The data will include the product name, Australian Register of Therapeutic Goods number, sponsor, reason for testing and whether the product passed or failed the test.

In addition, the regulator plans to publish any details of follow-up action in cases where products fail testing, as well as general information on the types of testing. However, the regulator will not publish information relating to ongoing investigations or other compliance actions.

The TGA also reassured the public that it would not replace current mechanisms for alerting healthcare practitioners and consumers to quality or safety issues.

The TGA said the move was in response to the Expert Review of Medicines and Medical Devices Regulation 2015 reports, which recommended a more comprehensive post-market monitoring scheme.

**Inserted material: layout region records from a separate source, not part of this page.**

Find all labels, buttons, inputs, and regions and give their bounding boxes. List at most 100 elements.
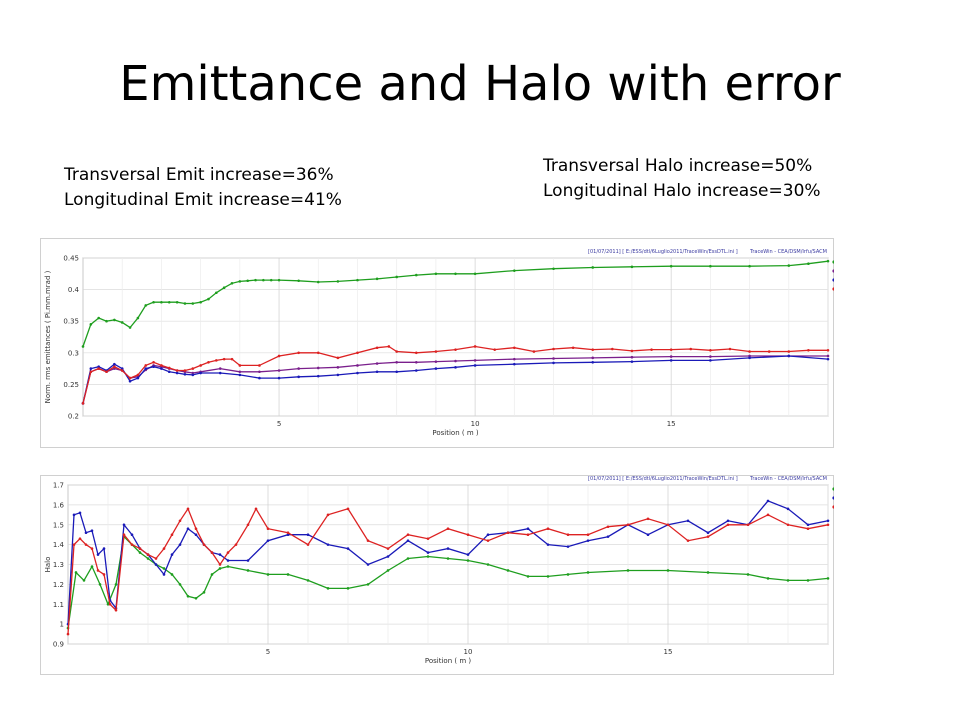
emit-point-Ez-12	[175, 300, 179, 304]
emit-point-Ey-10	[160, 367, 163, 370]
emit-point-Ex-10	[160, 364, 163, 367]
emit-point-Ex-37	[552, 347, 555, 351]
emit-point-Ez-14	[191, 302, 195, 305]
emit-point-Ey-31	[552, 361, 555, 365]
halo-point-Hy-21	[218, 553, 222, 556]
emit-point-Ez-25	[277, 278, 281, 282]
halo-point-Hx-26	[266, 527, 270, 531]
emit-header-left: [01/07/2011] [ E:/ESS/dtl/6Luglio2011/Tr…	[588, 249, 738, 255]
halo-xtick-0: 5	[266, 648, 270, 656]
halo-point-Hy-18	[194, 533, 198, 536]
halo-point-Hx-36	[466, 533, 470, 536]
halo-point-Hy-2	[78, 511, 82, 515]
emit-point-Ez-20	[238, 280, 242, 283]
transversal-emit-note: Transversal Emit increase=36%	[64, 165, 334, 185]
halo-point-Hx-33	[406, 533, 410, 536]
emit-point-Et-33	[630, 355, 634, 359]
halo-point-Hx-16	[178, 519, 182, 523]
halo-point-Hy-29	[366, 563, 370, 566]
halo-point-Hx-49	[726, 523, 730, 527]
emit-point-Et-25	[395, 360, 398, 364]
emit-point-Ex-43	[669, 348, 673, 351]
halo-point-Hx-8	[114, 608, 118, 612]
halo-point-Hz-39	[626, 569, 630, 572]
halo-point-Hy-23	[246, 559, 250, 562]
emit-point-Ez-45	[826, 259, 830, 263]
emit-point-Ex-0	[81, 402, 85, 405]
emit-point-Ex-18	[222, 357, 226, 361]
halo-point-Hz-29	[406, 557, 410, 560]
emit-point-Ez-0	[81, 345, 85, 348]
halo-point-Hx-37	[486, 539, 490, 542]
halo-point-Hz-3	[90, 565, 94, 568]
halo-point-Hz-36	[546, 575, 550, 578]
emit-point-Ey-22	[336, 373, 340, 377]
halo-point-Hz-38	[586, 571, 590, 574]
emit-point-Ey-19	[277, 376, 281, 380]
emit-point-Ey-25	[395, 370, 398, 374]
halo-point-Hy-52	[826, 519, 830, 523]
emit-point-Ex-23	[297, 351, 300, 355]
halo-point-Hx-22	[226, 551, 230, 554]
emit-point-Ey-2	[97, 365, 100, 369]
halo-point-Hx-2	[78, 537, 82, 540]
emit-point-Ex-5	[120, 369, 124, 372]
emit-point-Ey-7	[136, 376, 140, 380]
emit-point-Ez-11	[167, 300, 171, 304]
halo-point-Hx-35	[446, 527, 450, 531]
emit-point-Ex-26	[356, 351, 359, 355]
halo-point-Hx-50	[746, 523, 750, 527]
emit-point-Et-29	[473, 359, 477, 362]
halo-point-Hz-41	[706, 571, 710, 574]
transversal-halo-note: Transversal Halo increase=50%	[543, 156, 813, 176]
halo-point-Hz-6	[114, 583, 118, 586]
emittance-chart: [01/07/2011] [ E:/ESS/dtl/6Luglio2011/Tr…	[40, 238, 844, 448]
halo-point-Hx-43	[606, 525, 610, 529]
emit-point-Ex-8	[144, 364, 148, 367]
emit-point-Ex-33	[473, 345, 477, 348]
emit-point-Et-4	[113, 367, 116, 370]
emit-xtick-0: 5	[277, 420, 281, 428]
halo-point-Hx-3	[84, 543, 88, 546]
emit-point-Ex-14	[191, 367, 195, 370]
halo-point-Hz-45	[806, 579, 810, 582]
emit-point-Ey-6	[128, 379, 132, 383]
emit-point-Ey-37	[787, 354, 791, 358]
emit-point-Ey-1	[89, 367, 93, 370]
emit-xlabel: Position ( m )	[432, 429, 478, 437]
halo-point-Hy-41	[606, 535, 610, 538]
halo-point-Hx-27	[286, 531, 290, 534]
emit-point-Ex-50	[807, 348, 810, 352]
emit-point-Ex-19	[230, 357, 234, 361]
halo-point-Hy-46	[706, 531, 710, 534]
halo-point-Hy-17	[186, 527, 190, 531]
emit-point-Ex-12	[175, 369, 179, 372]
emit-point-Ez-22	[254, 278, 257, 282]
emit-point-Ez-7	[136, 316, 140, 320]
emit-point-Ez-44	[807, 262, 810, 265]
halo-point-Hz-2	[82, 579, 86, 582]
emit-point-Et-31	[552, 357, 555, 360]
emit-point-Ez-29	[356, 278, 359, 282]
emit-point-Ey-14	[191, 373, 195, 377]
emit-xtick-1: 10	[471, 420, 480, 428]
halo-point-Hx-5	[96, 569, 100, 572]
halo-point-Hx-44	[626, 523, 630, 527]
emit-point-Ez-9	[152, 300, 155, 304]
halo-point-Hx-21	[218, 563, 222, 566]
emittance-chart-svg: [01/07/2011] [ E:/ESS/dtl/6Luglio2011/Tr…	[40, 238, 844, 448]
halo-ytick-6: 1.5	[53, 521, 64, 529]
emit-ytick-4: 0.4	[68, 286, 80, 294]
emit-point-Ex-29	[395, 350, 398, 353]
halo-point-Hx-25	[254, 507, 258, 511]
halo-point-Hy-6	[102, 547, 106, 550]
halo-point-Hy-51	[806, 523, 810, 527]
emit-point-Et-30	[513, 357, 516, 361]
halo-point-Hy-4	[90, 529, 94, 533]
emit-point-Ez-28	[336, 280, 340, 283]
emit-point-Et-38	[826, 354, 830, 358]
emit-point-Ex-24	[316, 351, 320, 355]
emit-point-Ey-9	[152, 365, 155, 369]
halo-header-left: [01/07/2011] [ E:/ESS/dtl/6Luglio2011/Tr…	[588, 476, 738, 482]
emit-point-Ey-26	[414, 369, 418, 372]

“There have been pushes for years to make the TGA more transparent,” said Ken Harvey, an epidemiologist and Adjunct Associate Professor at Monash University.

“I’d like that [transparency] to be extended not just to laboratory testing but complaints, post-marketing surveillance – all the other things they find wrong,” said Professor Harvey.

As much 80% of  the listed therapeutic products investigated were non-compliant with TPG regulations in 2015-16 in some way, with the majority of those breaches involved incorrect labelling, insufficient evidence and false advertising, as opposed to those failing quality standards.

Professor Harvey said that the Complaints Resolution Panel has been naming and shaming drug companies that breached the advertising rules for many years.

But many of these companies continued to flout regulations, indicating that this strategy alone did not dissuade compliance breaches.

“We really need substantial penalties,” he said. “If there are no real penalties and if there is profit in breaking the rules people will continue to break the rules.”